Coetzee promises to bring ‘bold style of play’ to SA rugby
Allister Coetzee was yesterday named as the successor to Heyneke Meyer, to coach the Springboks.
JOHANNESBURG - New Springbok coach Allister Coetzee has promised to bring a bold style of play to South African rugby.
The former Stormers coach was yesterday named as the successor to Heyneke Meyer.
The Cape Town-based franchise was heavily transformed under Coetzee's watchful eye, something he maintains is high on his priority list.
Coetzee is confident he can send the Springboks back to the top of the International Rugby Board world rankings.
Tasked with breathing some fresh air into South African rugby, Coetzee says he has a winning formula.
"If they believe in it and they're buying into to it, then we'll have the Springbok team that can go anywhere and any part of the world and do their best."

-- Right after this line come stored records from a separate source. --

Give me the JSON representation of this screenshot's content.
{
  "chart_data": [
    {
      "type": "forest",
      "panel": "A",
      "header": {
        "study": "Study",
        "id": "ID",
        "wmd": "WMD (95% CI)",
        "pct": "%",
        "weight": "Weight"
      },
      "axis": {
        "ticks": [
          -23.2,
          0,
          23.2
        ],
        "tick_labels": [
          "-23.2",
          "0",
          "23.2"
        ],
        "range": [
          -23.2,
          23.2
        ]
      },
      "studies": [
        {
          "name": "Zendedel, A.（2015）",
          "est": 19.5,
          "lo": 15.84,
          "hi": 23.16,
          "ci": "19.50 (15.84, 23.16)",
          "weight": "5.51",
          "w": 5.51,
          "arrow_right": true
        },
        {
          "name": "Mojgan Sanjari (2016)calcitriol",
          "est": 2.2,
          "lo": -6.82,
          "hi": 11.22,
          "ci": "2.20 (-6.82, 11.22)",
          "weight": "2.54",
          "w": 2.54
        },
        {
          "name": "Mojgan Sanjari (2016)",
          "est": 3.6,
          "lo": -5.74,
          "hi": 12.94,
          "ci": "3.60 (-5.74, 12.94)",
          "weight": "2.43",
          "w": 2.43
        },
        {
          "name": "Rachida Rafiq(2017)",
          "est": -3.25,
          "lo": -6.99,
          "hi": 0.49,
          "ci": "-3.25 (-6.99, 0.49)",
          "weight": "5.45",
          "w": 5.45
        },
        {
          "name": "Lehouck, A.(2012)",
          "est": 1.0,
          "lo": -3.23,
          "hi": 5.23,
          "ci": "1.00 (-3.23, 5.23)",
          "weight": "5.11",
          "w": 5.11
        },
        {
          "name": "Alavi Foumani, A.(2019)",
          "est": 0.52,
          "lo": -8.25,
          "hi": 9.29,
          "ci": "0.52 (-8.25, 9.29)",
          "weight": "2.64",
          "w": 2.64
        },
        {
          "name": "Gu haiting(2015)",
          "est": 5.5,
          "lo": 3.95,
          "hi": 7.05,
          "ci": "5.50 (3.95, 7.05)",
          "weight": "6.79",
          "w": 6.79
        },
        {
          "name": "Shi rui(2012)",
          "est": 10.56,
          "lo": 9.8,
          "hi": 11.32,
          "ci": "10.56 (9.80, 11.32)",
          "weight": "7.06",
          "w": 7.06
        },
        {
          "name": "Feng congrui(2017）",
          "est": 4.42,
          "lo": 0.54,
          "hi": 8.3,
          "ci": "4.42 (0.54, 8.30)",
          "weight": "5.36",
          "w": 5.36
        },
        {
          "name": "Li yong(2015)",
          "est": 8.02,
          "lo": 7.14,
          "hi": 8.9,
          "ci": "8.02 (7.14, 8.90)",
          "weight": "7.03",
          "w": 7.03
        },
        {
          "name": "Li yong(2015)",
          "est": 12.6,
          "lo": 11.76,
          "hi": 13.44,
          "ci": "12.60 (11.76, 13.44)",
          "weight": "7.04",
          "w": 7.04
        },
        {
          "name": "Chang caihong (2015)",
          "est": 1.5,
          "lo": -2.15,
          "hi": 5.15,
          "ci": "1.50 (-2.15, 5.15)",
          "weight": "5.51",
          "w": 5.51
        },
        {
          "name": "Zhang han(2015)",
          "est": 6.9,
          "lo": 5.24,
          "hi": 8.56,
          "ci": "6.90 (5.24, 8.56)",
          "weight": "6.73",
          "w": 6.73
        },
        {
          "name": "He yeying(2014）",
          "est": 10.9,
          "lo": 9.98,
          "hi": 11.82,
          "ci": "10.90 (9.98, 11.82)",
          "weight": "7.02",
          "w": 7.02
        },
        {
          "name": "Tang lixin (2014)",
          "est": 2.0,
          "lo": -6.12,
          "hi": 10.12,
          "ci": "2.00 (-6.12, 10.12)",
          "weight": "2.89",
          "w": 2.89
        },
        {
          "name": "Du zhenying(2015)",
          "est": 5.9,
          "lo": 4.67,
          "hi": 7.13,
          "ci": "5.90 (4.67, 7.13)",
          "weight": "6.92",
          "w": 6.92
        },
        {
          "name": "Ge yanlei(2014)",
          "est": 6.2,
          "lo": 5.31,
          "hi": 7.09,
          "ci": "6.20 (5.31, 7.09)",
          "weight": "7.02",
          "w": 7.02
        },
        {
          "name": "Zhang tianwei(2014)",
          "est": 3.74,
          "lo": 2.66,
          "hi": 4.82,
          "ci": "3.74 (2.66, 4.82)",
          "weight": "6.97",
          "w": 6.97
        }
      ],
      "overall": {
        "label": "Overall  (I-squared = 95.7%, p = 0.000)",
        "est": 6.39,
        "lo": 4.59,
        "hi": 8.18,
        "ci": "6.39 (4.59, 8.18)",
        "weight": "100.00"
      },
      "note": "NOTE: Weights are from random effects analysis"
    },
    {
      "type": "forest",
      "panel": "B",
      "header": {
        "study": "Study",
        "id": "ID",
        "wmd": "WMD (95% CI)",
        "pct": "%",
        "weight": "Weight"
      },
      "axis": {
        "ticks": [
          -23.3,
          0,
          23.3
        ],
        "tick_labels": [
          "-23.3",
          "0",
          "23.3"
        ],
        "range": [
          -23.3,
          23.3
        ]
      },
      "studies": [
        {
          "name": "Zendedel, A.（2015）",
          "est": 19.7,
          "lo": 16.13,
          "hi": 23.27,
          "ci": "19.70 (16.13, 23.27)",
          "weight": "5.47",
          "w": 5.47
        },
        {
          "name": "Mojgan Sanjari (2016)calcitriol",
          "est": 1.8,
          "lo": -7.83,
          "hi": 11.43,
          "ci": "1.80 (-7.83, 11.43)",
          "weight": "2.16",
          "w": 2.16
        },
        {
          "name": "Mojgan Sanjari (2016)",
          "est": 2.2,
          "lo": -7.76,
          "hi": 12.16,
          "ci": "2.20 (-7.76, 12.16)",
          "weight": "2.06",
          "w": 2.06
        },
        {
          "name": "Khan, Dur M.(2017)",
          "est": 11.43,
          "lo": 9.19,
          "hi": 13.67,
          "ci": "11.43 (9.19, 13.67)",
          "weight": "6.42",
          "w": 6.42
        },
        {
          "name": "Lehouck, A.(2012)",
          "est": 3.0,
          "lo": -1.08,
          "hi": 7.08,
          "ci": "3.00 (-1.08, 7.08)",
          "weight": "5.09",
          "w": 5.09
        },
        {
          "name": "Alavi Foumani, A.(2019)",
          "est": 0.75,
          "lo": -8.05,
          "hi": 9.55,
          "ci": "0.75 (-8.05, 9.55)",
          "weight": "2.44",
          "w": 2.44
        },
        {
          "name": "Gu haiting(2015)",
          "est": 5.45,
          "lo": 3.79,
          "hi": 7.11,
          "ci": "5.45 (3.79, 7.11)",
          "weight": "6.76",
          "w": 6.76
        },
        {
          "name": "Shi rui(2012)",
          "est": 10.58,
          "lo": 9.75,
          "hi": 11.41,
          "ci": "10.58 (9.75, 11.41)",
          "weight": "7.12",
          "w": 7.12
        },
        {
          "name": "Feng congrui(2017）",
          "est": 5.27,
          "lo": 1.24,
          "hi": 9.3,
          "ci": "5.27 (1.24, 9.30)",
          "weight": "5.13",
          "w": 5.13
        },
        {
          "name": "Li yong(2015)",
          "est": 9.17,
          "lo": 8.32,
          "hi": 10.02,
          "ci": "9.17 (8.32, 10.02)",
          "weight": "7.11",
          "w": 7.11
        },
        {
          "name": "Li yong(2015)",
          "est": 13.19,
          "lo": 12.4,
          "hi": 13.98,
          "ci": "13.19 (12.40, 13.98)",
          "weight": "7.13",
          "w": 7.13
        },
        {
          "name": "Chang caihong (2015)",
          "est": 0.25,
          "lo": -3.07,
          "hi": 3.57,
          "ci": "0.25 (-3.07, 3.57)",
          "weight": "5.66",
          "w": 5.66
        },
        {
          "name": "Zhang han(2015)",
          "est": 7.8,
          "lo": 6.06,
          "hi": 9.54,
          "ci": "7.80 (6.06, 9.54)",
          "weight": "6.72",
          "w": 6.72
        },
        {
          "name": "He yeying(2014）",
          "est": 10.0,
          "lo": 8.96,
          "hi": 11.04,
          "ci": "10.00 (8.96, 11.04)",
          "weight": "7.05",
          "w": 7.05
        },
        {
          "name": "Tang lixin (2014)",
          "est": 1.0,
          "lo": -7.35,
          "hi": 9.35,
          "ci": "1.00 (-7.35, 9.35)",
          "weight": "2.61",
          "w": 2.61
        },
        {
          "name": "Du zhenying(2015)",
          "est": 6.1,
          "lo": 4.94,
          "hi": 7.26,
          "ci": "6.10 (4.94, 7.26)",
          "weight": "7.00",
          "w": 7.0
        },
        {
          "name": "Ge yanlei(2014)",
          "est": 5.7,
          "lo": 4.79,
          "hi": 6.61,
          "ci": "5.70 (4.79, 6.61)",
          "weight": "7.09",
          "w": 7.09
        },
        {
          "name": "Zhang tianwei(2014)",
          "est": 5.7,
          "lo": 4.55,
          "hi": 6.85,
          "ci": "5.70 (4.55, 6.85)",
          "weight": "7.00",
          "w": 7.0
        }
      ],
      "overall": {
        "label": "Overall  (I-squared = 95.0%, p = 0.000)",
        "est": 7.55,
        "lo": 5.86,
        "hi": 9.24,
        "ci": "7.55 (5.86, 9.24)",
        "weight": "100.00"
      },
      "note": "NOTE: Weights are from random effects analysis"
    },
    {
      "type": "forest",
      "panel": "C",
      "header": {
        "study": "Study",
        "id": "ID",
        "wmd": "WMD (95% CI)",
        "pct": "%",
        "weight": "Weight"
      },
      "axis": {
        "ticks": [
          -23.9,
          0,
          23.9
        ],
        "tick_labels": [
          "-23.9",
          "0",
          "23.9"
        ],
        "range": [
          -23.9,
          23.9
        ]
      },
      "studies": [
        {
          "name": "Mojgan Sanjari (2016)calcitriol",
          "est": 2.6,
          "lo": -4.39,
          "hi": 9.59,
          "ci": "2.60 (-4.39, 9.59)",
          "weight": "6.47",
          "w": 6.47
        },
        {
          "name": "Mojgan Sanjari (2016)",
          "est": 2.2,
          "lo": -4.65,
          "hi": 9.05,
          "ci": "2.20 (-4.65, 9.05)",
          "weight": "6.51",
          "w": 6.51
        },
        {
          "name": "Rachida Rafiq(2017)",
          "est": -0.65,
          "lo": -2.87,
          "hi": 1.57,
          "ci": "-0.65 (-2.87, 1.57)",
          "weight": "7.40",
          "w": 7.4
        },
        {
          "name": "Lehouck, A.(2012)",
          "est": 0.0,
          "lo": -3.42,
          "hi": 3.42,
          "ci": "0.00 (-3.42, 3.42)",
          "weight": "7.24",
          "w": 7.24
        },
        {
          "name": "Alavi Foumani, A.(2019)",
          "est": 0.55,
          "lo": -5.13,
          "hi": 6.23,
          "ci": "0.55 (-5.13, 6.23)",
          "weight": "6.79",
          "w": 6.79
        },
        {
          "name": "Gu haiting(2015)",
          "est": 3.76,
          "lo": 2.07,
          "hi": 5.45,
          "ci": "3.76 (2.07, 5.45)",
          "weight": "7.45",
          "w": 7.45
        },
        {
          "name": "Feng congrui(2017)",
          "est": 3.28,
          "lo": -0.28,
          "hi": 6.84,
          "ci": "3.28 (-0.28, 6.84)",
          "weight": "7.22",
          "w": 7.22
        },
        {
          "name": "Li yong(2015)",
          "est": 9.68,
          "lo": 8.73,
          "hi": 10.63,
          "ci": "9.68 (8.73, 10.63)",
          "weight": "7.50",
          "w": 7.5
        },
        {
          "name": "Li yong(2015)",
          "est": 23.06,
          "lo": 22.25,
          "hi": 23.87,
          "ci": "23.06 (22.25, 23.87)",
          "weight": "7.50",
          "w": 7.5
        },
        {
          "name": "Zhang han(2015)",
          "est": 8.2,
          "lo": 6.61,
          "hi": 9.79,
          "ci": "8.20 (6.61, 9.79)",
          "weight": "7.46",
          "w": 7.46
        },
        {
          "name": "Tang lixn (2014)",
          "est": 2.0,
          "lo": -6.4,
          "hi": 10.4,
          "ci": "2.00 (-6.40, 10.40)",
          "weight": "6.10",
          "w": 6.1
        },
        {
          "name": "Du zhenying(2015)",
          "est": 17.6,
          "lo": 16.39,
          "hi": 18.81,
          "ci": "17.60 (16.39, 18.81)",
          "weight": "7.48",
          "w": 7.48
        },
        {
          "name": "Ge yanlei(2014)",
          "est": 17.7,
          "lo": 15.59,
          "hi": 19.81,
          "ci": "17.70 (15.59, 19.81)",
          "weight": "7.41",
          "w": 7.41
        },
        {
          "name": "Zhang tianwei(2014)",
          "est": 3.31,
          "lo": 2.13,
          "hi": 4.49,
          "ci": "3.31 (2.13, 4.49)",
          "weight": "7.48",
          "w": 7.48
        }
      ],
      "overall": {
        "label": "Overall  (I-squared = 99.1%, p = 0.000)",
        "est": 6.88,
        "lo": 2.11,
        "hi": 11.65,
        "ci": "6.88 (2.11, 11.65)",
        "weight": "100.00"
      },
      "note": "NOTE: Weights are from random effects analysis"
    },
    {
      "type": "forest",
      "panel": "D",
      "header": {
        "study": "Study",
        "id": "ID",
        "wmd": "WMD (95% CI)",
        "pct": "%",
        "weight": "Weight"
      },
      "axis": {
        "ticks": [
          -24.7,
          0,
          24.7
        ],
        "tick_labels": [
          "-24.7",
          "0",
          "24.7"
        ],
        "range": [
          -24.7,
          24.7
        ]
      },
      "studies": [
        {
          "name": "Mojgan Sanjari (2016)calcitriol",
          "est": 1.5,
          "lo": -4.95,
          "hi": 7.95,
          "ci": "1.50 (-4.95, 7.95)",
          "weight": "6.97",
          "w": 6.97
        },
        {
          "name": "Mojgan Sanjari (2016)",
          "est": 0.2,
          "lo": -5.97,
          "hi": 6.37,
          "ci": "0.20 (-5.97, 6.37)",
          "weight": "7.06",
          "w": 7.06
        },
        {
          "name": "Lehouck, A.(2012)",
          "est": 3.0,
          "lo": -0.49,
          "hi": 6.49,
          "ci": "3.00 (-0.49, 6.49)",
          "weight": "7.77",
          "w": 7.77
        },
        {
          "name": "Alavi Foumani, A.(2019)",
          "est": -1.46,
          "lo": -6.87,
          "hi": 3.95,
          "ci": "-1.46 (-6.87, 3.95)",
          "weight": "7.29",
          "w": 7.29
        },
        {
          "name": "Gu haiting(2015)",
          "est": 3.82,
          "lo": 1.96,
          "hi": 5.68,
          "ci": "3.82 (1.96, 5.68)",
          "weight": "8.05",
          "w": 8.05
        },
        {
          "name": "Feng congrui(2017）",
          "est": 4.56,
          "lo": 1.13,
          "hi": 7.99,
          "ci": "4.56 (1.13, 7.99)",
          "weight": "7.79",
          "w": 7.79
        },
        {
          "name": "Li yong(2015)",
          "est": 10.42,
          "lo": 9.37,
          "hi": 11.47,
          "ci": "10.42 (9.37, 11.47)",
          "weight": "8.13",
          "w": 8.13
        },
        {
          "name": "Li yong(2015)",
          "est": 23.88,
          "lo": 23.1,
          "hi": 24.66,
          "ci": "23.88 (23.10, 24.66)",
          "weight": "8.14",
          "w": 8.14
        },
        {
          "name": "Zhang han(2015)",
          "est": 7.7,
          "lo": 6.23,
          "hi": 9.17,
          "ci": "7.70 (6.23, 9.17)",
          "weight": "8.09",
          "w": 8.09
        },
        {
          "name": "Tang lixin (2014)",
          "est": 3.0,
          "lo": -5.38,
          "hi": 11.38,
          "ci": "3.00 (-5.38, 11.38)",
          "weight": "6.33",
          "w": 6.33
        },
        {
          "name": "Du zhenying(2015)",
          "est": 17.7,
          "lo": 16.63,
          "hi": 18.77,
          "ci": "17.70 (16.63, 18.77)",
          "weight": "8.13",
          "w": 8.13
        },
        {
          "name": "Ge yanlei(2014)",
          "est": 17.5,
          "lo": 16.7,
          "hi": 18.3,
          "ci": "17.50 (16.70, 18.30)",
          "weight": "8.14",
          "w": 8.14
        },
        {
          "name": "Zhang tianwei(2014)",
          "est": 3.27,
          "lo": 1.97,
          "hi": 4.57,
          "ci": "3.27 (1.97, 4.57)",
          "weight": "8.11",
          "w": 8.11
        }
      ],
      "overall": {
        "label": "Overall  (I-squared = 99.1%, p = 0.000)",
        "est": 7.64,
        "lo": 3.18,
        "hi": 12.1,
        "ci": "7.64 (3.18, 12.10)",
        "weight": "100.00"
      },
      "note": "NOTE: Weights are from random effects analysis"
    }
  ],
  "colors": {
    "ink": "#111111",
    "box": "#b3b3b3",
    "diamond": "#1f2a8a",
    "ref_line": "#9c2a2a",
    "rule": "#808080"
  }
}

There has been no word on who Coetzee will appoint as his captain, with that decision only expected to take place closer to his first test against Ireland in June.
Coetzee has described his appointment as an emotional rollercoaster.
Despite missing out on the job in 2008 after being assistant coach to Jake White, who lead the country to its second World Cup title a year earlier, Coetzee says he kept focusing on the task at hand.
The rugby coach has described the Springboks as a team that belongs to the country, and that he is not his own.
LISTEN: Allister Coetzee speaks to 702'S John Robbie about his new job as Springboks coach.
MBALULA: WE ARE ON TRACK WITH TRANSFORMATION
Sports Minister Fikile Mbalula said South African rugby is on track with the country's transformation goals with new Springbok coach now at the helm.
His assistants will now be Johan van Graan and former Blitzbok Mzwandile Stick.
Mbalula said critics have overstated the transformation issues.
"[With] transformation, we are on track, like [SA Rugby CEO] Jurie [Roux] explained, we have six dimensions that we have agreed upon. We are no longer speaking out of turn. On the question about critics, they want to sensationalise the issue and want to make us look as if we are not doing anything about it."